Wednesday, December 21, 2011

The truth about the economy

So-called mainstream media at all levels are heavily invested in seeing President Obama re-elected in 2012, having carried the water for him so egregiously in 2008, and they know the economy is his Achilles' heel. So they're plenty eager to unquestioningly trumpet on their front pages or lead their newscasts with made-to-order administration statistics that suggest a budding recovery.

Lest anyone suffer from irrational exuberance, however, the folks at offer a sobering 50-point assessment of just how troubled this economy still is. The top 10 points:

#1 A staggering 48 percent of all Americans are either considered to be "low income" or are living in poverty.

#2 Approximately 57 percent of all children in the United States are living in homes that are either considered to be "low income" or impoverished.

#3 If the number of Americans that "wanted jobs" was the same today as it was back in 2007, the "official" unemployment rate put out by the U.S. government would be up to 11 percent.

#4 The average amount of time that a worker stays unemployed in the United States is now over 40 weeks.

#5 One recent survey found that 77 percent of all U.S. small businesses do not plan to hire any more workers.

#6 There are fewer payroll jobs in the United States today than there were back in 2000 even though we have added 30 million extra people to the population since then.

#7 Since December 2007, median household income in the United States has declined by a total of 6.8% once you account for inflation.

#8 According to the Bureau of Labor Statistics, 16.6 million Americans were self-employed back in December 2006. Today, that number has shrunk to 14.5 million.

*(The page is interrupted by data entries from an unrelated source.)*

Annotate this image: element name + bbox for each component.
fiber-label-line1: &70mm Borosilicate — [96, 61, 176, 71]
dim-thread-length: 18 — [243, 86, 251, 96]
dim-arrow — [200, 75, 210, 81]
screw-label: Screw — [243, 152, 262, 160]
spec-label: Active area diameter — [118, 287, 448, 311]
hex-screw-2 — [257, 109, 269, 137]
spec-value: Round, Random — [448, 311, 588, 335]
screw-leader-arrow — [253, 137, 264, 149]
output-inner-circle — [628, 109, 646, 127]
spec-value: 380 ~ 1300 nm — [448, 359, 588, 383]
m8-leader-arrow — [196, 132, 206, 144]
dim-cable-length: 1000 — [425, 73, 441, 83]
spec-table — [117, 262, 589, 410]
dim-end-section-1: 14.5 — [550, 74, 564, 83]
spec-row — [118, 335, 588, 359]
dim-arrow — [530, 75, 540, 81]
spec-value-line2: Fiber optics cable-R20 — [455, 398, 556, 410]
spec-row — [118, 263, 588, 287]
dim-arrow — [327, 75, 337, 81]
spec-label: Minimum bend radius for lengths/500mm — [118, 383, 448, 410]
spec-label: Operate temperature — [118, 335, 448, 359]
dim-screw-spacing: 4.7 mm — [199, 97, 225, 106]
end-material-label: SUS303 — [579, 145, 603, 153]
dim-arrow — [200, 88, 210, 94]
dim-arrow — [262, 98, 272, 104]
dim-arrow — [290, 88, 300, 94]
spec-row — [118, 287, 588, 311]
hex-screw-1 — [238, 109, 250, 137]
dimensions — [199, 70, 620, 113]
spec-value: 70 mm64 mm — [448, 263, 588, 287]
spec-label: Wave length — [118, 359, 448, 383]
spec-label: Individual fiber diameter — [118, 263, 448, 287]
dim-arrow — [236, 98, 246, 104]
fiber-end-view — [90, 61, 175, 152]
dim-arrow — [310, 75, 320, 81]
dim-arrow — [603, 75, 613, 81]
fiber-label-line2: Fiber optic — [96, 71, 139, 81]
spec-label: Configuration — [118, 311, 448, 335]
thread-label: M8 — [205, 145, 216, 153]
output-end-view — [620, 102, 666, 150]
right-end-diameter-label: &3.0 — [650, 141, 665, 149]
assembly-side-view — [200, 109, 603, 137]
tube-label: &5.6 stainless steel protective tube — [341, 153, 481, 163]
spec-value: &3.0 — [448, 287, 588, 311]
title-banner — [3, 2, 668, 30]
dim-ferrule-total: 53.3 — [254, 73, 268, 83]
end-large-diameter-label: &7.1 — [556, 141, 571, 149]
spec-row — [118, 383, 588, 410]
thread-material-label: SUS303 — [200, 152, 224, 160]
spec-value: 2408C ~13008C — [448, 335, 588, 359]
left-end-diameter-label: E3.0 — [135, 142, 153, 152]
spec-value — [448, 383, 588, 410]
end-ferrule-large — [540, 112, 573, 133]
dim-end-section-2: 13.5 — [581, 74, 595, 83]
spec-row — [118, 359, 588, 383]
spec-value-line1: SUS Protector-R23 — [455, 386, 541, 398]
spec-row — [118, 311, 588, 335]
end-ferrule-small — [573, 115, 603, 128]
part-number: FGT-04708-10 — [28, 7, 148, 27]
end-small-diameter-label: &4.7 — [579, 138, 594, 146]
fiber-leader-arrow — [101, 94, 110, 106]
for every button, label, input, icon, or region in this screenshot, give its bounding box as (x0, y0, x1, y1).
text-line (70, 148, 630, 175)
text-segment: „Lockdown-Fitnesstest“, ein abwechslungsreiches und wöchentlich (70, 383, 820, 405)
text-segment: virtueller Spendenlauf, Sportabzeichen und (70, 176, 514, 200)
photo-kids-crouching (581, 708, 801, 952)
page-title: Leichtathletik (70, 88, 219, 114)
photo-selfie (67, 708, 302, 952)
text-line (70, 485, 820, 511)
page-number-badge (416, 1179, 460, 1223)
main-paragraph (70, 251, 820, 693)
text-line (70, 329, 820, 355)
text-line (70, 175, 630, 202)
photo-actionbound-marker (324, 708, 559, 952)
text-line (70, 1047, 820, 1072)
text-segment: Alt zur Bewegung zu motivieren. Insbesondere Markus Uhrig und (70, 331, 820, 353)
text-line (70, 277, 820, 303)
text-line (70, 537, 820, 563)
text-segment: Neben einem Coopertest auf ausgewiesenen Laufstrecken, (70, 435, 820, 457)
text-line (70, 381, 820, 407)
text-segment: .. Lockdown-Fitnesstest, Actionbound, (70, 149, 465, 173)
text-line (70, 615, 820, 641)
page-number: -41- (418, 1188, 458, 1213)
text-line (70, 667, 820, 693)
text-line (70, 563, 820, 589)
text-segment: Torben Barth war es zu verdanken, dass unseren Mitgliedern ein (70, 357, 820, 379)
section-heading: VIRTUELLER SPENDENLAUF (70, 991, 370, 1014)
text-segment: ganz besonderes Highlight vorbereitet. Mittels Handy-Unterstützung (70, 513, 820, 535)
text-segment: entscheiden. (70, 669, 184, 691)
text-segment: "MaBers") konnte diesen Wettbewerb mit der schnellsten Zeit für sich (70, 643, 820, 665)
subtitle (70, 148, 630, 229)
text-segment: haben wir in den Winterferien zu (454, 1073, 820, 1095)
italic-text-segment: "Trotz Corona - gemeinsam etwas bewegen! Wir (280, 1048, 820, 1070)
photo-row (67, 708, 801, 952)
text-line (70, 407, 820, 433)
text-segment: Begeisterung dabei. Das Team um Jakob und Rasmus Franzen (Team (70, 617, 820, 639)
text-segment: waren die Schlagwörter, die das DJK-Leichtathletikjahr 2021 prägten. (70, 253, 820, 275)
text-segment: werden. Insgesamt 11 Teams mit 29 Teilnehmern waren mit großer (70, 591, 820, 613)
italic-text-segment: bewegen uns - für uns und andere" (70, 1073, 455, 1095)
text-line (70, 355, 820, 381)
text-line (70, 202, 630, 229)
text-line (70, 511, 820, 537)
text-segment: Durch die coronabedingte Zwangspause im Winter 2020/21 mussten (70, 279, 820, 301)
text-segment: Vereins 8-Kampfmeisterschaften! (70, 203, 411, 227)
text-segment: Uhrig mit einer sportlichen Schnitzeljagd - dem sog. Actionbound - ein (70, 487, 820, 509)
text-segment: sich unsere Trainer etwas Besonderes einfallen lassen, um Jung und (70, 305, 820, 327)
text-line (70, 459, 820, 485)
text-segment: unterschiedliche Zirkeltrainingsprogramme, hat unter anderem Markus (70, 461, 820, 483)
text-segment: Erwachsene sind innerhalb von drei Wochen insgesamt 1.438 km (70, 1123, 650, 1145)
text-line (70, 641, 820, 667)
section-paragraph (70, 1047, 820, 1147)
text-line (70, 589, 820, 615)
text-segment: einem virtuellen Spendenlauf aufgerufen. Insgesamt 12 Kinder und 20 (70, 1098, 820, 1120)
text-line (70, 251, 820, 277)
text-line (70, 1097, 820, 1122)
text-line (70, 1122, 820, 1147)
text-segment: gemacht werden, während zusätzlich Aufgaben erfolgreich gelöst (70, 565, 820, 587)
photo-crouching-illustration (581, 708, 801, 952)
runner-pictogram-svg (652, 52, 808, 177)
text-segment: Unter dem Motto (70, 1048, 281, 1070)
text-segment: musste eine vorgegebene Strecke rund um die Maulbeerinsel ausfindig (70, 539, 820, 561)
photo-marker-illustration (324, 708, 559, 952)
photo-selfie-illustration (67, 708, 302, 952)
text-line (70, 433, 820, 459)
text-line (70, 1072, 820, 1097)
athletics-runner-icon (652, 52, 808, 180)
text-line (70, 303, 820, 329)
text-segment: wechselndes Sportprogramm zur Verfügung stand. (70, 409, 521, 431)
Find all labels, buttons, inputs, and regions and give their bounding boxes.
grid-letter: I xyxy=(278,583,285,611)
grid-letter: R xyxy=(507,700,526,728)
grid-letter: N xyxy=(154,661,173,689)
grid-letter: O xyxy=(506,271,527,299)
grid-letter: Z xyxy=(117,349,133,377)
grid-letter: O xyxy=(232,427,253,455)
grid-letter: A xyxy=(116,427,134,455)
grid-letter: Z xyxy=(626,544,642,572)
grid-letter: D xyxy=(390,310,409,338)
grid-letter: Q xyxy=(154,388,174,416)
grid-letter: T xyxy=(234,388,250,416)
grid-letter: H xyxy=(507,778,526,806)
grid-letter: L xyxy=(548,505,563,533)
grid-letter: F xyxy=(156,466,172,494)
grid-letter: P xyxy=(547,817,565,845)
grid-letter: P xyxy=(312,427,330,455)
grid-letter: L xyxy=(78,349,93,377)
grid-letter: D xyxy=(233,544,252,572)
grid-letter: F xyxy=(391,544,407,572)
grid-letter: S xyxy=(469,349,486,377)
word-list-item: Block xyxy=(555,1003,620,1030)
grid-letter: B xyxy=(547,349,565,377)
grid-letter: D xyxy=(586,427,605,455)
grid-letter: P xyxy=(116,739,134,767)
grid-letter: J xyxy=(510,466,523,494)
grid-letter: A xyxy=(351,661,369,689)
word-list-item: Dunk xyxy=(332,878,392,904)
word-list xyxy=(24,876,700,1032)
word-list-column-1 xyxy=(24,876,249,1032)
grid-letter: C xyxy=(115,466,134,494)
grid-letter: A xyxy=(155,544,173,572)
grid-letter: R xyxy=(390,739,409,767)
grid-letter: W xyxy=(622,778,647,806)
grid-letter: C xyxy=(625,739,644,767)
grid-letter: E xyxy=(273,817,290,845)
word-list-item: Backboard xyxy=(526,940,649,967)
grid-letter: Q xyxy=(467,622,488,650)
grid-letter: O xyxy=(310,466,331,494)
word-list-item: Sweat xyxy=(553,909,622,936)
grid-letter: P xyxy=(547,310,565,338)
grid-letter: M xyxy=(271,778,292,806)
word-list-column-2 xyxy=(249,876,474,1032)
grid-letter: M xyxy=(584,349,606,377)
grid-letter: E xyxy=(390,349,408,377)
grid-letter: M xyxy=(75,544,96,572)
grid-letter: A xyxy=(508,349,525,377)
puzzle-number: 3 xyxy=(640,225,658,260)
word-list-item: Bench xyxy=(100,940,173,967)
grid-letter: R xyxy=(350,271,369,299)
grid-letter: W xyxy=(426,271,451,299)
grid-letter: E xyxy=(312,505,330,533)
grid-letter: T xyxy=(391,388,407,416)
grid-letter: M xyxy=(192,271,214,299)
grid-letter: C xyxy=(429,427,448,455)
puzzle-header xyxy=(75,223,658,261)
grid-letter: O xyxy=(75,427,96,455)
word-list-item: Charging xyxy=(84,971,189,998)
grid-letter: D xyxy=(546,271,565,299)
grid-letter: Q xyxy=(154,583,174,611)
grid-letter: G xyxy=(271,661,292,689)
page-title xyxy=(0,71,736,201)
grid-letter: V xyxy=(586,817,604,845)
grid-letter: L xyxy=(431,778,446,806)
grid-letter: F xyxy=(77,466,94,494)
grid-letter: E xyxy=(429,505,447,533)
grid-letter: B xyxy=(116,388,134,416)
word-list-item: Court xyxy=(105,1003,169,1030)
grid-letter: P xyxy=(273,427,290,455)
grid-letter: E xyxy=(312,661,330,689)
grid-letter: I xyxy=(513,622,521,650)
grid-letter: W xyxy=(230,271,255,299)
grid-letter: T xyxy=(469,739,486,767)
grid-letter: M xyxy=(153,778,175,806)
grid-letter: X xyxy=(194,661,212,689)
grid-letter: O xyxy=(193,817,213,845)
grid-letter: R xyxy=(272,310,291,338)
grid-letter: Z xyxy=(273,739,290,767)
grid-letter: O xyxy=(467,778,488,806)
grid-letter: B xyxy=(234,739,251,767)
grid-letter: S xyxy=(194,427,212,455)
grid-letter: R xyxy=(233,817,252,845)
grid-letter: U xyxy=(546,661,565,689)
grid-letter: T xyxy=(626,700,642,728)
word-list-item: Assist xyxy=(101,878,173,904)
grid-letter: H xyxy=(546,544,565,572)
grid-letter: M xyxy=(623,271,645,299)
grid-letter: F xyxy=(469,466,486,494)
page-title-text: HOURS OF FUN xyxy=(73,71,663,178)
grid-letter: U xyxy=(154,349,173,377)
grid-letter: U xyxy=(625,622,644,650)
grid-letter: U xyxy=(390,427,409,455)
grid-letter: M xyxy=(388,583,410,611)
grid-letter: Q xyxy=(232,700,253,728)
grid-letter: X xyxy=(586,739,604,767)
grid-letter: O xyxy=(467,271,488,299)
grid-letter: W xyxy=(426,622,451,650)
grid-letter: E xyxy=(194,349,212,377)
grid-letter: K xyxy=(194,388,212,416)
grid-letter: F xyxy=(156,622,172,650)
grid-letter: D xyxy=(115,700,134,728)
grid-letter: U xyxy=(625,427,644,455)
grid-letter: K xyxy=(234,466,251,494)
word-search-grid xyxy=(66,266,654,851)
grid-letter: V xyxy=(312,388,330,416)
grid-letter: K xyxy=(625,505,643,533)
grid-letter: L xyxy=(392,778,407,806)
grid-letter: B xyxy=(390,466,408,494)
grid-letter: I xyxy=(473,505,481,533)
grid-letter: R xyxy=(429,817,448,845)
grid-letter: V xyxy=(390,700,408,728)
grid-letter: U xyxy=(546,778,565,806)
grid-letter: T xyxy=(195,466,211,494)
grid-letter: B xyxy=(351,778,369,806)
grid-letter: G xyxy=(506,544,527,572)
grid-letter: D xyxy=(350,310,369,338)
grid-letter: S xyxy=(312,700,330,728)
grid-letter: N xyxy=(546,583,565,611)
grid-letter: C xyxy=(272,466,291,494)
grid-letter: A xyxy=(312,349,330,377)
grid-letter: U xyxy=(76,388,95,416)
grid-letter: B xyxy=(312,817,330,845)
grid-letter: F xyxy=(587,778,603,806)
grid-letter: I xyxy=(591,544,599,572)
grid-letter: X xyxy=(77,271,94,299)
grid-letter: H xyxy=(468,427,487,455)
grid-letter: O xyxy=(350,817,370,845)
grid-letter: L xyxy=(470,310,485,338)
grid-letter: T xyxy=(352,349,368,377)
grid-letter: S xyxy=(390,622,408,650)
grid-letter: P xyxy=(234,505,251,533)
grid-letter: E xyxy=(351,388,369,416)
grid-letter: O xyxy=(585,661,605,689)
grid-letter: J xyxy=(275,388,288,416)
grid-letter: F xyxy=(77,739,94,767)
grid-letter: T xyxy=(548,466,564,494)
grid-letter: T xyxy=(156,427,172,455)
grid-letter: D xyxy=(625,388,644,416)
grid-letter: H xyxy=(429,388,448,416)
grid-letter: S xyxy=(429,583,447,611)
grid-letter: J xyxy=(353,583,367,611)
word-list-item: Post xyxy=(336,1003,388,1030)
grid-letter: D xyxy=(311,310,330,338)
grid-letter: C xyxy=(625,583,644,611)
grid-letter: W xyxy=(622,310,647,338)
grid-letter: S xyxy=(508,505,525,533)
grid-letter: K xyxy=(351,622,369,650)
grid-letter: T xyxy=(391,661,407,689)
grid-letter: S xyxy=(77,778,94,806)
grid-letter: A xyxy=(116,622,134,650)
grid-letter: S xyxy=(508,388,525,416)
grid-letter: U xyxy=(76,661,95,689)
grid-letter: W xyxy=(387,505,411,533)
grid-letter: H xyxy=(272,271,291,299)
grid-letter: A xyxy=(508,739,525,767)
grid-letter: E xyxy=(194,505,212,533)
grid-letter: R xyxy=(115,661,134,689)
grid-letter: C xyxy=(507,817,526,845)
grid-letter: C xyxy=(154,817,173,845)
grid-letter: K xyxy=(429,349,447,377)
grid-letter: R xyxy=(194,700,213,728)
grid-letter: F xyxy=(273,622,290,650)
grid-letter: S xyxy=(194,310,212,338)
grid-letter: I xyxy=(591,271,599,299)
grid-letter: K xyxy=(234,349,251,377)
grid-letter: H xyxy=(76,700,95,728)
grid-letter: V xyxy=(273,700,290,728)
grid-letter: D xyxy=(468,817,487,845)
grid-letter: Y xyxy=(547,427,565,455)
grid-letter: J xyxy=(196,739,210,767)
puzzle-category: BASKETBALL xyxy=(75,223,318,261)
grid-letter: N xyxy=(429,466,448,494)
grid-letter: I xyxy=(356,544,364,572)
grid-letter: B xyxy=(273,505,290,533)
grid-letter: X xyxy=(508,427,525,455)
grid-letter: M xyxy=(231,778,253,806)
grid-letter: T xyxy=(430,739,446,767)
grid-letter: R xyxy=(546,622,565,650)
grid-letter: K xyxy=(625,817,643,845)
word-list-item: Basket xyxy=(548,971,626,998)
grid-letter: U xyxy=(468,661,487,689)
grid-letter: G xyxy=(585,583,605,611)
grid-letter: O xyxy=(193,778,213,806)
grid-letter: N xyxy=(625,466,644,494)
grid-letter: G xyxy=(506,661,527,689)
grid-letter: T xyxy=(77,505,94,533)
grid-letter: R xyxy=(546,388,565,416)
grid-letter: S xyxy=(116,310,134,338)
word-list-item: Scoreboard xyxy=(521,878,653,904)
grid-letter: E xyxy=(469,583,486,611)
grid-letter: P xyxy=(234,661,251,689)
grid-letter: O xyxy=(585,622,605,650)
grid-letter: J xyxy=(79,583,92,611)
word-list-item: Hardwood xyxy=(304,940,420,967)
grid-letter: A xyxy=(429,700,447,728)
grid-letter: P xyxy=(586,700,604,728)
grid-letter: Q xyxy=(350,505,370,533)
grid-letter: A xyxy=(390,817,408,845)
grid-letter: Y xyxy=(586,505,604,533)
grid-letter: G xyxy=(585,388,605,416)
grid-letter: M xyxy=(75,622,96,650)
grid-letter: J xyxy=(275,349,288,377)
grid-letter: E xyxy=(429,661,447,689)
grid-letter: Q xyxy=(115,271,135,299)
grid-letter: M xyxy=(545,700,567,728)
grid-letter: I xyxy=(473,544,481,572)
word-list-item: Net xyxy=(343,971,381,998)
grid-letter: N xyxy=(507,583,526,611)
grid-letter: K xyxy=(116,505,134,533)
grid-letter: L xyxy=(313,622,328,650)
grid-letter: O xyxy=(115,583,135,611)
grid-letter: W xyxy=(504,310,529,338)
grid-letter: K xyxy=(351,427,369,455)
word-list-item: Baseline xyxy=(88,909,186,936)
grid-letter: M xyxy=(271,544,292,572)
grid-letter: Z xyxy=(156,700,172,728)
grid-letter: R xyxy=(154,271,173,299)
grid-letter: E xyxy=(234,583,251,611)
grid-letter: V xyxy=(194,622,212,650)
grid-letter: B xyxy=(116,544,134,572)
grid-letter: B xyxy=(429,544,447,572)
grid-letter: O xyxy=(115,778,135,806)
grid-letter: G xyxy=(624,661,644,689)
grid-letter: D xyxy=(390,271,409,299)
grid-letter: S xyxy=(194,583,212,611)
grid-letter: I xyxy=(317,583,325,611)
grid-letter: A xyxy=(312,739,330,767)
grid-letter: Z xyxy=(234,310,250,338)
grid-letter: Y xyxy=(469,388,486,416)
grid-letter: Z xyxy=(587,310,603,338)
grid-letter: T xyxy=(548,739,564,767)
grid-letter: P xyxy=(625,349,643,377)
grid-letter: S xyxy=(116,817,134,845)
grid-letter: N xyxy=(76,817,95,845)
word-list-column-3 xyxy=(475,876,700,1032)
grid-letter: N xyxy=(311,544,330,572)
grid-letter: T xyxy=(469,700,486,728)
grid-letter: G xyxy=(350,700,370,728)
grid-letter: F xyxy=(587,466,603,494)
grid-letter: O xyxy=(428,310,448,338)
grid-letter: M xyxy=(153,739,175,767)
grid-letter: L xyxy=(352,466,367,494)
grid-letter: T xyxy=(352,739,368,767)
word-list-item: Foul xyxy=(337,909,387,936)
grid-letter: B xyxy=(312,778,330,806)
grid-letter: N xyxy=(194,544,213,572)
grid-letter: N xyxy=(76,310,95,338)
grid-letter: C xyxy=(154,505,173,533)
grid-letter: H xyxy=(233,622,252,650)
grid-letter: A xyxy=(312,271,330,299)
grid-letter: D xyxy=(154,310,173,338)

#9 A Gallup poll from earlier this year found that approximately one out of every five Americans that do have a job consider themselves to be underemployed.

#10 According to author Paul Osterman, about 20 percent of all U.S. adults are currently working jobs that pay poverty-level wages.
Meanwhile, the chief of the International Monetary Fund warns that the world's economy "stands at a very dangerous juncture."